Coaching football can certainly be a 50-50 proposition, involving plenty of risk and plenty of reward. Coaches are posed with tough decisions dozens of times throughout every game, and how they handle those decisions has a tremendous impact on the outcome of a game.

Sometimes a coach will take a risk and it will win his team the game. Other times a coach will play it safe and still lose as a result. Every game is filled with good and bad coaching decisions from both sidelines. Here were the best and worst from around the SEC in Week 2:

Good decision: Les Miles was smart to allow his two freshmen tailbacks, the highly-touted Leonard Fournette and fellow frosh Darrel Williams, to handle the bulk of the work in the run game in a 56-0 win over Sam Houston State. Senior Kenny Hilliard dazzled Tigers fans with 110 yards and a touchdown in Week 1 against Wisconsin, but played a much smaller role in last weekend’s rout. Hilliard carried the ball just 11 times, while Fournette carried the ball 13 times and Williams 14 times (Hilliard had 18 carries to Fournette’s eight against the Badgers – Williams didn’t carry it once). Miles is looking to develop depth in his backfield, a constant among his LSU teams in the past, and building Fournette and Williams’ confidence against an inferior opponent was the perfect starting point. Fournette learned against Wisconsin there’s a big difference between high school football and the FBS, racking up just 18 yards at 2.3 yards per carry. He ran for 92 yards and a touchdown against Sam Houston State, which could help him turn the corner as a collegiate.
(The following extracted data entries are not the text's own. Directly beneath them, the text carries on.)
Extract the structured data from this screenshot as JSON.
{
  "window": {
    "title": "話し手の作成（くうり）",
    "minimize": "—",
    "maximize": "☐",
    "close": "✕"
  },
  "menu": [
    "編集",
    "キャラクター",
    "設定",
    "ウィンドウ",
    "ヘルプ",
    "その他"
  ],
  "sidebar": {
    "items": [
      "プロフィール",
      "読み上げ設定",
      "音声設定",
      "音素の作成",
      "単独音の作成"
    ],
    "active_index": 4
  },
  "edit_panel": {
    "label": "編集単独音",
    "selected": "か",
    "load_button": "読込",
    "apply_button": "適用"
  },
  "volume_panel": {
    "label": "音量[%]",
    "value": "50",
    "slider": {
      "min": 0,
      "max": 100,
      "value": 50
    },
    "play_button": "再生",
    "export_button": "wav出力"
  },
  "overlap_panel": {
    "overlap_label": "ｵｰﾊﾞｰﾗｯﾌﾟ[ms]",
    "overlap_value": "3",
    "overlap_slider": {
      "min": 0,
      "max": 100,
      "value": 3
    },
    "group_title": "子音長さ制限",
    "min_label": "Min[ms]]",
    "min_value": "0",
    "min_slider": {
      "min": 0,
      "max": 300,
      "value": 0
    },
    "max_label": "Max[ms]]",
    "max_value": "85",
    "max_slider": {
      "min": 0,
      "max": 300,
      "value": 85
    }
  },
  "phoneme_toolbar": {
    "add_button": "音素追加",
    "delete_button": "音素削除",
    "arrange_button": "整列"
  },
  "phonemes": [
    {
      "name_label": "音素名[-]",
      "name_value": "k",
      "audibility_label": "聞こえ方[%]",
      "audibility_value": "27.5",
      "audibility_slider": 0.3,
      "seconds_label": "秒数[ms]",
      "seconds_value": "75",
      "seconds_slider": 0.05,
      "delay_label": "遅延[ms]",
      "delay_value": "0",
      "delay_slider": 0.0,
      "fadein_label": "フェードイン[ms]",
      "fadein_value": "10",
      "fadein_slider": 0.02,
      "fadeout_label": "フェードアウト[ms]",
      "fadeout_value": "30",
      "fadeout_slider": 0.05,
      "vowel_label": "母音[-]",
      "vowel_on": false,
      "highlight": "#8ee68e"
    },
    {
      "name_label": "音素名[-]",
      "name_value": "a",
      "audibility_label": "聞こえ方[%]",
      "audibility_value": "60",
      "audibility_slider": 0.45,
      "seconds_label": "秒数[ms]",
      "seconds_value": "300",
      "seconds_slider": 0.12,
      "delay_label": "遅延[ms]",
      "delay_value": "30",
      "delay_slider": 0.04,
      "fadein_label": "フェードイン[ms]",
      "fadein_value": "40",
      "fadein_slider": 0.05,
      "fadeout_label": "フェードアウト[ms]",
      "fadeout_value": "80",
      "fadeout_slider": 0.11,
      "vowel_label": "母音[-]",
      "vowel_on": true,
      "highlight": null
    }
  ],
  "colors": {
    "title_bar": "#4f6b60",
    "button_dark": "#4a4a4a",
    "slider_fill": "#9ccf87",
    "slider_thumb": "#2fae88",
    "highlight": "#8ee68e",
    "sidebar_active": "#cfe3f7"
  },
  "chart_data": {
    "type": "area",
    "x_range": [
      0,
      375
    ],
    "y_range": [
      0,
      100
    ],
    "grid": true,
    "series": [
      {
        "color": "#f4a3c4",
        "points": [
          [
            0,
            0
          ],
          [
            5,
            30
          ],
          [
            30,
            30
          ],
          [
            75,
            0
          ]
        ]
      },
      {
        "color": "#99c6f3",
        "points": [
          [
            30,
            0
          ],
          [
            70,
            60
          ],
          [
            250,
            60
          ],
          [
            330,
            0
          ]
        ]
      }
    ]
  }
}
Bad decision: Dan Mullen tried to alternate quarterbacks early in Mississippi State’s game against UAB, and the team did not respond well. He opened the game with starter Dak Prescott under center, but then went with sophomore backup Damian Williams for the Bulldogs’ second series. Prescott played the third and fifth series while Williams played the fourth and sixth series. In those six series, Mississippi State scored just 13 points, a Prescott touchdown pass and a pick-six by Preston Smith. Mullen eventually stopped rotating Prescott and Williams, and MSU quickly scored 13 more points in the next eight minutes of action. If Prescott is the dynamic talent many say he is, Mullen must abandon his usual two-quarterback tendencies and sell-out on Prescott. He has eight passing touchdowns in two games, far more than many other quarterbacks not sharing time with their backups. It will be interesting to see if Mullen continues with the adjustment he made against UAB, sticking exclusively with Prescott under center.

Good decision: Derek Mason was wise to choose one quarterback and stick with him, even if his choice, Stephen Rivers, stunk like a pile of garbage last week against Vanderbilt. It is almost impossible for an offense to get on the same page with three different signal callers leading the unit at different times. With Rivers, Vandy’s offense now has one leader, one voice in the huddle and one passer with which to find a rhythm. The Commodores have looked rather dreadful in their first two games, but Mason’s decision to stick with his most veteran quarterback through these difficult days was one of the smartest moves he’s made as a head coach.

Bad decision: Lane Kiffin has to make a greater effort to get the ball to star tight end O.J. Howard, who has just one target and zero catches in Alabama’s first two games. Howard was a preseason All-SEC selection, so it’s not as though he’s not earning his spot on the field. Alabama just beat Florida Atlantic 41-0, and the FAU defense has now given up more than 1,400 yards of total offense in less than two complete games. Howard should have had plenty of opportunities to ease his way into the 2014 season last weekend against the Owls. Not only is he not catching passes, he’s not even being targeted, which begs the question, why is Kiffin not designing plays to get the ball to Howard? Last week’s game was the perfect opportunity for the Tide tight end to knock off some rust and be a bigger part of the game. Instead, he once again played almost no part in the game, and still hasn’t gotten the ball in his hands against a live defense outside of practice. Alabama is going to need Howard in SEC play, and Tide fans ought to hope Kiffin has him ready when that moment arrives.

Good decision: Auburn head coach Gus Malzahn showed no hesitation in going right back to Nick Marshall as his starting quarterback ahead of Jeremy Johnson, who played well Week 1 against Arkansas as Marshall served a suspension. Malzahn was smart to return to Marshall, the quarterback who led his Tigers to an SEC title in 2013, ahead of Johnson, who had some fans clamoring for a change at quarterback following his Week 1 showing. Johnson may have the better arm, as Marshall is primarily a run-before-throw quarterback (he was just 10-of-19 passing for 101 yards against San Jose State last week). However, Auburn operates out of a run-first offense, and Marshall has proven to be the perfect man to lead it. Malzahn showed great coaching savvy to not get caught up in the whirlwind of Johnson hype after beating Arkansas and instead stick with his guy under center.